LangChain4J in Action: Building a Medical AI Assistant Agent

1. What is LangChain4J?
- 1.1 The Problem LangChain4J Solves
- 1.2 Core Concepts
2. Project Setup
- 2.1 Dependencies
- 2.2 Configuration
3. Your First LLM Integration
- 3.1 Direct API Call
- 3.2 Spring Boot Auto-Configuration
4. Building the AI Service
- 4.1 The Assistant Interface
- 4.2 System Messages
5. Adding Chat Memory
6. Function Calling
7. RAG - Retrieval-Augmented Generation
8. Putting It All Together
- 8.1 Complete Agent Configuration
- 8.2 Controller Layer
9. Best Practices
10. FAQ
11. Summary

1. What is LangChain4J?

1.1 The Problem LangChain4J Solves

Building AI applications involves more than just calling an LLM API. You need to:

Manage conversation context (chat memory)
Connect to external data sources (RAG)
Execute business logic (function calling)
Handle different LLM providers

LangChain4J is a Java library that simplifies integrating Large Language Models (LLMs) into Java applications. It provides:

Feature	Purpose
Unified API	Switch between OpenAI, DeepSeek, Qwen without changing code
Chat Memory	Maintain conversation context across multiple turns
Function Calling	Let LLM call your Java methods
RAG	Connect LLM to your knowledge base
Spring Boot Integration	Auto-configuration and dependency injection

1.2 Core Concepts

User Input → AIService → LLM → Response
                ↓
         [Chat Memory]
         [Tools/Functions]
         [Knowledge Base]

Key Components:

ChatModel: Interface to LLM providers (OpenAI, DeepSeek, etc.)
AIService: High-level abstraction that orchestrates components
ChatMemory: Stores conversation history
Tools: Java methods the LLM can invoke
ContentRetriever: Fetches relevant documents for RAG

2. Project Setup

2.1 Dependencies

Create a Spring Boot project with these dependencies:

<properties>
    <java.version>17</java.version>
    <spring-boot.version>3.2.6</spring-boot.version>
    <langchain4j.version>1.0.0-beta3</langchain4j.version>
</properties>

<dependencies>
    <!-- Spring Boot Web -->
    <dependency>
        <groupId>org.springframework.boot</groupId>
        <artifactId>spring-boot-starter-web</artifactId>
    </dependency>

    <!-- LangChain4J OpenAI (supports OpenAI, DeepSeek, etc.) -->
    <dependency>
        <groupId>dev.langchain4j</groupId>
        <artifactId>langchain4j-open-ai-spring-boot-starter</artifactId>
    </dependency>

    <!-- LangChain4J Core -->
    <dependency>
        <groupId>dev.langchain4j</groupId>
        <artifactId>langchain4j-spring-boot-starter</artifactId>
    </dependency>

    <!-- For RAG -->
    <dependency>
        <groupId>dev.langchain4j</groupId>
        <artifactId>langchain4j-easy-rag</artifactId>
    </dependency>
</dependencies>

<dependencyManagement>
    <dependencies>
        <dependency>
            <groupId>dev.langchain4j</groupId>
            <artifactId>langchain4j-bom</artifactId>
            <version>${langchain4j.version}</version>
            <type>pom</type>
            <scope>import</scope>
        </dependency>
    </dependencies>
</dependencyManagement>

2.2 Configuration

application.properties:

# Server
server.port=8080

# OpenAI / DeepSeek Configuration
langchain4j.open-ai.chat-model.base-url=https://api.deepseek.com
langchain4j.open-ai.chat-model.api-key=${DEEP_SEEK_API_KEY}
langchain4j.open-ai.chat-model.model-name=deepseek-chat

# Logging
langchain4j.open-ai.chat-model.log-requests=true
langchain4j.open-ai.chat-model.log-responses=true

Note: Store API keys in environment variables, never in code.

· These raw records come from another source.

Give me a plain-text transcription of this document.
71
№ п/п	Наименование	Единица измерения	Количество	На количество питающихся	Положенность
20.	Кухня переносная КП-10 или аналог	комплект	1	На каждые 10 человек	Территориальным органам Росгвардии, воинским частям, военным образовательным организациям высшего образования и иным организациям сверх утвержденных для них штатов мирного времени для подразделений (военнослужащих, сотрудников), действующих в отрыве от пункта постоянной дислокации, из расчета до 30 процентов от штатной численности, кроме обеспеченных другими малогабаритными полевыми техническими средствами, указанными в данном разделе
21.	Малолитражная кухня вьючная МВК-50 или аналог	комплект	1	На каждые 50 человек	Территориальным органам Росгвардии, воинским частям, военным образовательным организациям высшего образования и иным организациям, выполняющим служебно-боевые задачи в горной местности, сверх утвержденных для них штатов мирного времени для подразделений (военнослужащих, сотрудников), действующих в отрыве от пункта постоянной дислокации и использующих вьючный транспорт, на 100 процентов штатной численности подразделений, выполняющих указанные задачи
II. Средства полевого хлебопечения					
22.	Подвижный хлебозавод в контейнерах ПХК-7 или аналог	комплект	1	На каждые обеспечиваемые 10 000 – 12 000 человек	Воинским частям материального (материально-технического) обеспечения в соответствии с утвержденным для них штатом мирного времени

3. Your First LLM Integration

3.1 Direct API Call

Test the connection directly:

@SpringBootTest
public class LLMTest {

    @Test
    public void testDirectCall() {
        // Build model manually
        OpenAiChatModel model = OpenAiChatModel.builder()
                .apiKey("demo") // Use demo key for testing
                .modelName("gpt-4o-mini")
                .build();

        String answer = model.chat("Hello, what is LangChain4J?");
        System.out.println(answer);
    }
}

3.2 Spring Boot Auto-Configuration

With Spring Boot starter, the model is auto-configured:

@SpringBootTest
public class LLMTest {

    @Autowired
    private OpenAiChatModel chatModel;

    @Test
    public void testAutoConfig() {
        String answer = chatModel.chat("Explain RAG in simple terms");
        System.out.println(answer);
    }
}

4. Building the AI Service

4.1 The Assistant Interface

LangChain4J uses interfaces and dynamic proxies. Define what your AI can do:

package com.example.assistant;

import dev.langchain4j.service.spring.AiService;
import static dev.langchain4j.service.spring.AiServiceWiringMode.EXPLICIT;

@AiService(
    wiringMode = EXPLICIT,
    chatModel = "openAiChatModel"
)
public interface MedicalAssistant {

    String chat(String userMessage);
}

How it works:

Define an interface with methods
Annotate with @AiService
LangChain4J creates a proxy implementation
The proxy handles input/output conversion

4.2 System Messages

Define the AI’s role using @SystemMessage:

public interface MedicalAssistant {

    @SystemMessage("""
        You are "MediBot", an AI medical assistant for Peking Union Medical College Hospital.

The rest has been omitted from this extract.